27 gennaio 2012 07:410 commenti

Dal Rapporto Italia 2012 fatto da Eurispes emerge un’Italia completamente sfiduciata e depressa, perché il lavoro sta diventando sempre di più un privilegio destinato a pochi, nonostante ci siano in circolazione molte persone preparate. Dai dati emerge chiaramente che la situazione economica è molto peggiorata per il 67% degli intervistati, ma è ancora più pesante la condizione giovanile, infatti il 60% con un età compresa tra i 25 e i 34 anni pensa di andare all’estero per trovare lavoro e una propria indipendenza.

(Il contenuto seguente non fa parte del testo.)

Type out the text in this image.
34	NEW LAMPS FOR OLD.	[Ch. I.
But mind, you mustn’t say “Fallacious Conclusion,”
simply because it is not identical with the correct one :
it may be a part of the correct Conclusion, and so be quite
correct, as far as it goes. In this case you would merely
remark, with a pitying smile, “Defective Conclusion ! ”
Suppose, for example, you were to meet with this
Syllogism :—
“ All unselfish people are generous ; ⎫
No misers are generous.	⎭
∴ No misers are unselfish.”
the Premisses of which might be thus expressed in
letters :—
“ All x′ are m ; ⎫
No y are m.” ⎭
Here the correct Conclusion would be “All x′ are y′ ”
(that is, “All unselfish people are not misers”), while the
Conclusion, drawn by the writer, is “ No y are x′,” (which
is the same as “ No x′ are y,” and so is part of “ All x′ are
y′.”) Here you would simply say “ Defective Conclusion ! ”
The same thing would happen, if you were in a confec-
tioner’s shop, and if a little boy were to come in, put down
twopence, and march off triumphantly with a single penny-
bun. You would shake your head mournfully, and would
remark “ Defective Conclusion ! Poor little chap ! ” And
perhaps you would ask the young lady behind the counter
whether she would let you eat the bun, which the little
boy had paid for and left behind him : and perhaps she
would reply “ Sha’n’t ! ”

Gian Maria Fara, presidente dell’Eurispes, è certo che la responsabilità deve essere attribuita alla classe dirigente, che costituisce un blocco solidale e separato dal resto del Paese e non ha la minima intenzione di rinunciare ai propri privilegi. Viste le premesse non stupisce che circa il 30,1% dei giovani italiani si trova in una condizione economica precaria o è disoccupato, anche se ci sono Paesi che in questo momento stanno attraversando un periodo peggiore come la Spagna, che ha raggiunto il picco del 49,6%, contro una media Ue del 22,3%.

Barroso, presidente della commissione Ue, sostiene che per convincere i giovani a rimanere è necessario concentrarsi sulla disoccupazione, mercato unico e imprese. Dallo studio emerge anche che circa il 45% degli intervistati pensa sia inutile fare sacrifici per risollevare l’economia e che la situazione più disastrosa è al sud, dove il 75% si definisce sfiduciato e impotente davanti ad una classe politica intenta a salvaguardare i propri interessi.